The ending of Ms. Bauer's book sums up Emperor Constantine's use of—and remaking of—Christianity to serve his ends:  
The founding of the military orders [in the 12th century] was the closing act in the drama begun by Constantine at the Milvian Bridge. Marching into Rome under the banner of the cross, he had taken a powerful and mysterious theology and bent it to his own purposes. It had promised unity. He needed unification. It had promised ultimate victory. He needed earthly victory at once. It had promised an identity that transcended nationality and language. He had needed to overcome nationalism. Most of all, he needed to convince his soldiers, the people of Rome, and the enemies who threatened him, that he was driven by something higher and more noble than simple ambition.

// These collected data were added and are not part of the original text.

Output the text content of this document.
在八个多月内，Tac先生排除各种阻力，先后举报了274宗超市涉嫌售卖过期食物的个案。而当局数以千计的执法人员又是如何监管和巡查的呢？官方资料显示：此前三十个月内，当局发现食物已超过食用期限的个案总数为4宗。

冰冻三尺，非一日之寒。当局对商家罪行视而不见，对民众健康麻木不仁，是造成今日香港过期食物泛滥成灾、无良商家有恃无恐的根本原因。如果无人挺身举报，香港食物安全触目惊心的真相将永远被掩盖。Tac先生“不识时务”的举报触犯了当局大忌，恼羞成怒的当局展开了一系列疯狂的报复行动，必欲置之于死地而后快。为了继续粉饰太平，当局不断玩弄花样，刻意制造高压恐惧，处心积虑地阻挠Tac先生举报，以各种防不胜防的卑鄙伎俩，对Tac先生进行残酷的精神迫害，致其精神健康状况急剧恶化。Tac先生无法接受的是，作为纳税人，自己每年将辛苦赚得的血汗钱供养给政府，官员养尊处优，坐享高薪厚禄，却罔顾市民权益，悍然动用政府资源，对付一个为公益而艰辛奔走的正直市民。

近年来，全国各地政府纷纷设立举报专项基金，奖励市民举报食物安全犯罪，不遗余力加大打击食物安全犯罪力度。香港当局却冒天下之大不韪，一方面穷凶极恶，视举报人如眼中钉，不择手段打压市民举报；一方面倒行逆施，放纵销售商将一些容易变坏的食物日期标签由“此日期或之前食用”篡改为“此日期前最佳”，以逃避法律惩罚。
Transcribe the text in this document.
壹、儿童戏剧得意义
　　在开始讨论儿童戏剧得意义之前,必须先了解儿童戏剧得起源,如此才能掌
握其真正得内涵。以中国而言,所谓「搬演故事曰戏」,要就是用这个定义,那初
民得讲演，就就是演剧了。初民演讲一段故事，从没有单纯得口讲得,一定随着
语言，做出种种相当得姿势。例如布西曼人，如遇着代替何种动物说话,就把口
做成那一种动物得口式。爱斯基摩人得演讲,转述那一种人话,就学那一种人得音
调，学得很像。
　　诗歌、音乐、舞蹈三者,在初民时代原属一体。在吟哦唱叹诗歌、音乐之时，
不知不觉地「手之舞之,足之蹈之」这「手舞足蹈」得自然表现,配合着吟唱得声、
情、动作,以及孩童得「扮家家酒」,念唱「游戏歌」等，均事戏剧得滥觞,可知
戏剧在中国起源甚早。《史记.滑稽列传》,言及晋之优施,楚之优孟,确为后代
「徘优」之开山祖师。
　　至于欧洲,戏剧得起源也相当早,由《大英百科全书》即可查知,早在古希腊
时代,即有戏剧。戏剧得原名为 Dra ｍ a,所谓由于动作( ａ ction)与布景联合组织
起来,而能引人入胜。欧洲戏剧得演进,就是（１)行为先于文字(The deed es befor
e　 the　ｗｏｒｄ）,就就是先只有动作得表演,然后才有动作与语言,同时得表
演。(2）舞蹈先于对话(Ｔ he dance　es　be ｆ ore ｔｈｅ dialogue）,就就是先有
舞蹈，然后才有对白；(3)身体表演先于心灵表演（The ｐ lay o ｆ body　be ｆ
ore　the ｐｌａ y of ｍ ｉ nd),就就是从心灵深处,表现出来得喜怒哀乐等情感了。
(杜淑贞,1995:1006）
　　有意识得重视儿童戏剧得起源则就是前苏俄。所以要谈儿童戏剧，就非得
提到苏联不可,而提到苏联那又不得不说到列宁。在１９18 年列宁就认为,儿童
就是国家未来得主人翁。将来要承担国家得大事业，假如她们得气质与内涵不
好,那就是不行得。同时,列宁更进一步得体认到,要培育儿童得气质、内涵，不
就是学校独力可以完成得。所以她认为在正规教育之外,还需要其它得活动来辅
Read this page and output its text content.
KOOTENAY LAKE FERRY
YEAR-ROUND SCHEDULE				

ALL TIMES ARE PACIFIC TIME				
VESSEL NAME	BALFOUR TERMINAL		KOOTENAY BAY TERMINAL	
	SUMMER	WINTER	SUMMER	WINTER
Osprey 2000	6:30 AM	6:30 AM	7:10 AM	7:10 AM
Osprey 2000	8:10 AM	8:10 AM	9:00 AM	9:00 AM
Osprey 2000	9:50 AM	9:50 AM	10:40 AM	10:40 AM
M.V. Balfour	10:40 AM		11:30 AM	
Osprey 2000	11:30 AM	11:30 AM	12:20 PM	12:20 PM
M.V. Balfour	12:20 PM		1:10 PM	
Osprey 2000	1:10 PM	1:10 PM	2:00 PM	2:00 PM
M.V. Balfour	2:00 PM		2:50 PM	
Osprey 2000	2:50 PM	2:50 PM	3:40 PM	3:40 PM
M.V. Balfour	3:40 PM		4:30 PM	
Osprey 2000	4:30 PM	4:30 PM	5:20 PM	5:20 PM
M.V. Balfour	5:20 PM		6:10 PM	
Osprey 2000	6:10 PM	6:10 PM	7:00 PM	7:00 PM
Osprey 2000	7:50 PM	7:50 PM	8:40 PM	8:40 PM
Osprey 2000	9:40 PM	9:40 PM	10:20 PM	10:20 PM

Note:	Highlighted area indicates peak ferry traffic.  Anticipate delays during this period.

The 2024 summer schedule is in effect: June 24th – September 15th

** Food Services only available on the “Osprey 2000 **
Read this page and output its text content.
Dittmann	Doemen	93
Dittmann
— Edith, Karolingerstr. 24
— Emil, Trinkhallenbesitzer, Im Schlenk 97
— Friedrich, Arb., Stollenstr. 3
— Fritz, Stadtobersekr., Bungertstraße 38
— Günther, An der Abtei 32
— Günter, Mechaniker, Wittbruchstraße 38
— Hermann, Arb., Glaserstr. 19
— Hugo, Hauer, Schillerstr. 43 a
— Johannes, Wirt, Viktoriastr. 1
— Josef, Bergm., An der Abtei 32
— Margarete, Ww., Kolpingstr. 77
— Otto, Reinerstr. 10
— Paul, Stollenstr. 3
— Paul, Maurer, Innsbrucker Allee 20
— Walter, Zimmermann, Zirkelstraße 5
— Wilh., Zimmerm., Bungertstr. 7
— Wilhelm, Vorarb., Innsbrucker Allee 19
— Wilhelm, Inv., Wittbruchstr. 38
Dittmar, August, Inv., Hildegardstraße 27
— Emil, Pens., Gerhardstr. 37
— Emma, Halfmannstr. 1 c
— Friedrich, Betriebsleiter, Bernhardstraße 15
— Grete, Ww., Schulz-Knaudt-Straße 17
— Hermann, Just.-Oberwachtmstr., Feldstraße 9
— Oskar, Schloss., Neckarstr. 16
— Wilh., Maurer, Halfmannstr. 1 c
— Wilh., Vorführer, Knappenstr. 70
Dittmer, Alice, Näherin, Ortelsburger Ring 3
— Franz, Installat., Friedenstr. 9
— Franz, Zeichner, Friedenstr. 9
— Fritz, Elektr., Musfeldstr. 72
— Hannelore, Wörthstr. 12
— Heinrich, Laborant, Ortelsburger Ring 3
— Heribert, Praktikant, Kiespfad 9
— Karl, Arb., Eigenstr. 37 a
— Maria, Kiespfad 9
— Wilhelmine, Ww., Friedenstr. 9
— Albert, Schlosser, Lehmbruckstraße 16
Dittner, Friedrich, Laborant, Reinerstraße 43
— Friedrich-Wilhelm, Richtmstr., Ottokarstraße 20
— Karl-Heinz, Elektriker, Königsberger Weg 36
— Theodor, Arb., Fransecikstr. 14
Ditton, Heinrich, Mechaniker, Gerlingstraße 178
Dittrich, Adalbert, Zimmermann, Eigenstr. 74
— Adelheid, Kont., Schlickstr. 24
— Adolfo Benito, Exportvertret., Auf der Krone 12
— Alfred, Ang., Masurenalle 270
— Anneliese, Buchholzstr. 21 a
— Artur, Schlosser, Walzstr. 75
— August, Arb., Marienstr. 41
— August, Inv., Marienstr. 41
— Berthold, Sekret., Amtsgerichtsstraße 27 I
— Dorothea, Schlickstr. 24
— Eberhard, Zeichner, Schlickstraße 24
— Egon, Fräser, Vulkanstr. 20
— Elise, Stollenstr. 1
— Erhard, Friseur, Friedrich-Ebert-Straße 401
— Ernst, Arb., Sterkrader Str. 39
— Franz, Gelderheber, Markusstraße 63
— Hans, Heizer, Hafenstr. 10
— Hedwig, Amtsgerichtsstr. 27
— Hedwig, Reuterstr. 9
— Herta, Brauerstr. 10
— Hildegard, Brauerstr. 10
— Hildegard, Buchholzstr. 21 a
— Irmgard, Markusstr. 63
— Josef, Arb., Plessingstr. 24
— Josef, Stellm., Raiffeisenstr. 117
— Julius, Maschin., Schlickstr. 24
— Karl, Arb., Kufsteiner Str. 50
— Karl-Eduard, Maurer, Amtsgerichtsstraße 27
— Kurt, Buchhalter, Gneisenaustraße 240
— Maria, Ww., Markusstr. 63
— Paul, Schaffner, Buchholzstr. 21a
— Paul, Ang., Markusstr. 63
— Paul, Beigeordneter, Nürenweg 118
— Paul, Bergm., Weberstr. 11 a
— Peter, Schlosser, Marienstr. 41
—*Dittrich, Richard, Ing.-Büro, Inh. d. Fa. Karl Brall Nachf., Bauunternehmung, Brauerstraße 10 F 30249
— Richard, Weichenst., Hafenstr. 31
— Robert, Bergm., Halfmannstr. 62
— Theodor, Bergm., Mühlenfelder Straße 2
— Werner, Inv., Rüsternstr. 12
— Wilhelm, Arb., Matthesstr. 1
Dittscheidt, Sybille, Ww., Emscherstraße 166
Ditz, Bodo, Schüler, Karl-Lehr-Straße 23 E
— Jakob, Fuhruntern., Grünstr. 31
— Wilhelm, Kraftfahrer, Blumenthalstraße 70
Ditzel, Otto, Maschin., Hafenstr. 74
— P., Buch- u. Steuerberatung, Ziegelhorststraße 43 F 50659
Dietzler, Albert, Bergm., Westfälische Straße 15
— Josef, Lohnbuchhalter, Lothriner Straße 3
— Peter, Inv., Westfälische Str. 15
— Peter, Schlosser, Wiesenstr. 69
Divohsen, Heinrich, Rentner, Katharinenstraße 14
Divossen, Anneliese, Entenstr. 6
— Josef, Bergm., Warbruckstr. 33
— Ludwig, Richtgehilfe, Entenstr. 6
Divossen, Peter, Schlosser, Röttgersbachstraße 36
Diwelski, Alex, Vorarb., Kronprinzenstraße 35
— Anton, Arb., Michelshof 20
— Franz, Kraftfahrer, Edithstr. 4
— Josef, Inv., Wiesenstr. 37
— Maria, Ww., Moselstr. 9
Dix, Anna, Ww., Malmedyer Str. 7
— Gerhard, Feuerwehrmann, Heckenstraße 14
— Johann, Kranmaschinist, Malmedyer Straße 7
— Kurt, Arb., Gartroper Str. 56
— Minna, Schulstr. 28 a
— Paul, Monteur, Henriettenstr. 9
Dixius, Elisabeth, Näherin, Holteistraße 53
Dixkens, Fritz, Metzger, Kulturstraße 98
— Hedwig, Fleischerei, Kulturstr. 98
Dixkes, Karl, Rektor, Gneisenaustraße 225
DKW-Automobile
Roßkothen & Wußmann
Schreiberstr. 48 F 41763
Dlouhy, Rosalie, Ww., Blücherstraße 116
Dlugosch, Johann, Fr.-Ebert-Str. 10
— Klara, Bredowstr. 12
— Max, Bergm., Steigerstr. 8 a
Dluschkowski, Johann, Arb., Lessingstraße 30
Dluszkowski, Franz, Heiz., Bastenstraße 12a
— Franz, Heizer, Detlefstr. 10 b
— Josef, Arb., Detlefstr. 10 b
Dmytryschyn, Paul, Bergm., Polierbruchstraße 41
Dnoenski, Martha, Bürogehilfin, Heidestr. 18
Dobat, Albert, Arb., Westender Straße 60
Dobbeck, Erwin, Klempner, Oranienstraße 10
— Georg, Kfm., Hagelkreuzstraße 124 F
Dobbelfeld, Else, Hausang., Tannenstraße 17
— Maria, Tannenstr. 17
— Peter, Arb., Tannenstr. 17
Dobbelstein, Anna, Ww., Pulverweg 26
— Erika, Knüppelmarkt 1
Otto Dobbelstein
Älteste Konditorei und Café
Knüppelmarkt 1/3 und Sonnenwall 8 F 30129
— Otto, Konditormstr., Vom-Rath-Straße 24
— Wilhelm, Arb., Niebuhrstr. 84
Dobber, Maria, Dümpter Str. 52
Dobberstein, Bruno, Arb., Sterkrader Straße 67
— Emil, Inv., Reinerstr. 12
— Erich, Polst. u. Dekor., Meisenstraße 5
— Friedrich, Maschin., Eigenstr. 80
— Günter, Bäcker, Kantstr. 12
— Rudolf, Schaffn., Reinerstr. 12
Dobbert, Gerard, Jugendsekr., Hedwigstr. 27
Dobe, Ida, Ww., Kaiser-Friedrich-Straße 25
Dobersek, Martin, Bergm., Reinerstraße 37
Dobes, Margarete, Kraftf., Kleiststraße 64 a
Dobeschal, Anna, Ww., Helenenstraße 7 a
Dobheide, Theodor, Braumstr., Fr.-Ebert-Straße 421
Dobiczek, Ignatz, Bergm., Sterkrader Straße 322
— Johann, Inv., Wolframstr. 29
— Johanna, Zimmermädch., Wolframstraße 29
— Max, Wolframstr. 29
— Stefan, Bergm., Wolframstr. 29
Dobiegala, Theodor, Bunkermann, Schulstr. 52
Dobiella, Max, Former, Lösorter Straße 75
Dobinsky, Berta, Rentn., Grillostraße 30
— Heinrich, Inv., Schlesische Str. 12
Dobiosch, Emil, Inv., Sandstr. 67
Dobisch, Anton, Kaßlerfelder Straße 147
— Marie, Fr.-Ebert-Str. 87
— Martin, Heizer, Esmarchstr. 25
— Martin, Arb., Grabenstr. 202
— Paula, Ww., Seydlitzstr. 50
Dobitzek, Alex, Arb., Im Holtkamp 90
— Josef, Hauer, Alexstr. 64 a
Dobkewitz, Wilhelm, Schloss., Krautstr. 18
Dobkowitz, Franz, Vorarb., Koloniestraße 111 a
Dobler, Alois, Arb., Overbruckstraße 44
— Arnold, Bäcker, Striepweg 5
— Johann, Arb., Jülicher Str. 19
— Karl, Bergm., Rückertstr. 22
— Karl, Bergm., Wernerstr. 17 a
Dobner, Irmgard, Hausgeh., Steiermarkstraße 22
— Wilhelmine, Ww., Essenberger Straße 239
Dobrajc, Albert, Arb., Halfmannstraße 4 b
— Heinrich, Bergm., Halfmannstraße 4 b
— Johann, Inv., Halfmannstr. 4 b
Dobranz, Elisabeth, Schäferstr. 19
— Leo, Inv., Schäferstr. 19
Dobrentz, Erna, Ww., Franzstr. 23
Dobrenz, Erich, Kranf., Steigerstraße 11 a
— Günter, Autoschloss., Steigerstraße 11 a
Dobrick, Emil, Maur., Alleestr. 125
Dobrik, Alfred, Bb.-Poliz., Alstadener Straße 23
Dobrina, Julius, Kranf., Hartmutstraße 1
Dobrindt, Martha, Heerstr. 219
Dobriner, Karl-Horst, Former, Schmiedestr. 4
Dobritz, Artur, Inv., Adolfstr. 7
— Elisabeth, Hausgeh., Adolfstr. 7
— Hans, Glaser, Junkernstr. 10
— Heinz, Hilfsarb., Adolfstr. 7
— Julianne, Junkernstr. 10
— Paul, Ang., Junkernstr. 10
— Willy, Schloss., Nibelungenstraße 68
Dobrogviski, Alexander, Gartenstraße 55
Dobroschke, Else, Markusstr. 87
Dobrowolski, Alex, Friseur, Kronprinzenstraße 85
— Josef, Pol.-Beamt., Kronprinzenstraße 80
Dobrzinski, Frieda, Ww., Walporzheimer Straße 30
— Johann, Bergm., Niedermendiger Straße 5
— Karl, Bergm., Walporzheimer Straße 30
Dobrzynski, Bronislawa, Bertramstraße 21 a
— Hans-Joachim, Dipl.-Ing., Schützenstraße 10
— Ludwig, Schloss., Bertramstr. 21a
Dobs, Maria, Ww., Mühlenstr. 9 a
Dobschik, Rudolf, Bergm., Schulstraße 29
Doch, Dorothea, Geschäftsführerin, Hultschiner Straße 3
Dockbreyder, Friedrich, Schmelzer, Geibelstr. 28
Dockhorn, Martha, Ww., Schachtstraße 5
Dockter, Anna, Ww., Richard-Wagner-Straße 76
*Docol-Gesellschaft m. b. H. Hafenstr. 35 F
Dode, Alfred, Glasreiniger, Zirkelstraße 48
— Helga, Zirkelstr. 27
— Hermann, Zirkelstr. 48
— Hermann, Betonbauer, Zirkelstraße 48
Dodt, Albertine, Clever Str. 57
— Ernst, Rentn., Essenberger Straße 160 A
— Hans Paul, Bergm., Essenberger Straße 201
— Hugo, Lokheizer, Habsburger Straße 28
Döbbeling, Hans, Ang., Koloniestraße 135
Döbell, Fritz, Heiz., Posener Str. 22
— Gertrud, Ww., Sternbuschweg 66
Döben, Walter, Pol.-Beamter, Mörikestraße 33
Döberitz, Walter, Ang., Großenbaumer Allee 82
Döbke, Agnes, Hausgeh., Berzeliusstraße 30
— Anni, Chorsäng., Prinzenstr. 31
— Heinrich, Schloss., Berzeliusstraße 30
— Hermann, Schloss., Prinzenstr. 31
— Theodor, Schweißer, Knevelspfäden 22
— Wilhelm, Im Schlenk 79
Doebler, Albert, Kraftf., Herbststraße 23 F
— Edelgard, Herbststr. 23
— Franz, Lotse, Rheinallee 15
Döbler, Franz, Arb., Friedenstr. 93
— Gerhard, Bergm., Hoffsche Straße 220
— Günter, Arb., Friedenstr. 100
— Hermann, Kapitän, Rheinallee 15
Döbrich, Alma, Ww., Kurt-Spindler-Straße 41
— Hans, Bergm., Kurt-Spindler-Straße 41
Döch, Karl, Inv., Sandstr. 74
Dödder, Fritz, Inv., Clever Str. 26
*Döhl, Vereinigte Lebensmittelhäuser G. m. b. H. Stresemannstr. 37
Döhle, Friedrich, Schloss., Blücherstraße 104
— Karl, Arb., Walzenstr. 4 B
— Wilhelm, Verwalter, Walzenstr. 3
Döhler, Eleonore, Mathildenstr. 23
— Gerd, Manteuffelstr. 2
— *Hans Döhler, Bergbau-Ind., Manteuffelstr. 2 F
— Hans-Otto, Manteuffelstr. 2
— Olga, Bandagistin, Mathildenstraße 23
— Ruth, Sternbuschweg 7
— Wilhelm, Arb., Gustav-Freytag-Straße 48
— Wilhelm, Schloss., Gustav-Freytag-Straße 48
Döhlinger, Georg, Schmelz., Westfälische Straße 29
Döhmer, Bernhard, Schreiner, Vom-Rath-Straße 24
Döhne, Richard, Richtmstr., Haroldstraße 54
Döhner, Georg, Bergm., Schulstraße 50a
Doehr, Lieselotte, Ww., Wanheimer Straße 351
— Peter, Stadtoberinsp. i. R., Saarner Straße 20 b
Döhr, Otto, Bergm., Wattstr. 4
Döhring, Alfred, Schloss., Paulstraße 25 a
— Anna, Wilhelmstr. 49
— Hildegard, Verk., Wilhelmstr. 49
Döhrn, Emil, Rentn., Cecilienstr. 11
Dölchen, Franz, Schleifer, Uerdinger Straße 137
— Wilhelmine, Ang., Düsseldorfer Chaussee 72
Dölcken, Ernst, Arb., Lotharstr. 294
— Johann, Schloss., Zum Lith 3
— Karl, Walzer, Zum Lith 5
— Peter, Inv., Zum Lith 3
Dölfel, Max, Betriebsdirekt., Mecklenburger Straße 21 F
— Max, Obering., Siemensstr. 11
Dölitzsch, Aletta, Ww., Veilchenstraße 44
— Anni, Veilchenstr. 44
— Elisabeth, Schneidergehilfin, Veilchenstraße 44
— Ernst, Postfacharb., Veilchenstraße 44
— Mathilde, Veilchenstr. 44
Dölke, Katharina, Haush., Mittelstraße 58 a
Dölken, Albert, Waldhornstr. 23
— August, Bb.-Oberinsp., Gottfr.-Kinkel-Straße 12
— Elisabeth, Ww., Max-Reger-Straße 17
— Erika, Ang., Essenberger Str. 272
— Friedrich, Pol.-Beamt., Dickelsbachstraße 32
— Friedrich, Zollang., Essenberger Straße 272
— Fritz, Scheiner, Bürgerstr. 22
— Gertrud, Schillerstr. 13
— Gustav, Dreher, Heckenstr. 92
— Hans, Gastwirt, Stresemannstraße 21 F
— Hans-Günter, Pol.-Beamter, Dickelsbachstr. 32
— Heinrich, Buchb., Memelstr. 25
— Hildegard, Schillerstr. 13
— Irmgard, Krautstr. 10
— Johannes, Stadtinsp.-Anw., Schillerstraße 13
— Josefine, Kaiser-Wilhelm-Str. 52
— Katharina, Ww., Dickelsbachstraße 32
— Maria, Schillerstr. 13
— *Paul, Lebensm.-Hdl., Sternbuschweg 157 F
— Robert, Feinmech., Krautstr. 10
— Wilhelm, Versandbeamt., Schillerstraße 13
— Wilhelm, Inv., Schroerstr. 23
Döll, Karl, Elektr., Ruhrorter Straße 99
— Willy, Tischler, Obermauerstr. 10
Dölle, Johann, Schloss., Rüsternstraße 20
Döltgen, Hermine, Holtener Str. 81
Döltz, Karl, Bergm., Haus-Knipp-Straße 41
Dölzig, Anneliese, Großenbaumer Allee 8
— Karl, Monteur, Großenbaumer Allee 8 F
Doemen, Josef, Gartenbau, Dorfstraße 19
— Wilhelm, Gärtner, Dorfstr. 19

Probably he needed to convince himself, as well. Christianity gave Constantine freedom from guilt over his conquests, at the same time that it lent him the zeal he needed to pursue them. Seven hundred years later, the military orders did exactly the same things for the men who joined them, and gave them a rule, to spell out precisely what they would gain. That marriage of spiritual gain and political power would shape the next five centuries, and the painful and protracted divorce between the two, the centuries after that. 


   

1 comment:

Anna L. Conti said...

Once again, a thoughtful post and something that needs to be illuminated. Don't you just hate it when you discover that those independent decisions you struggled with and came to all on your own, turn out to be part of some giant zeitgeist? It's happened to me more often than I'd like to admit.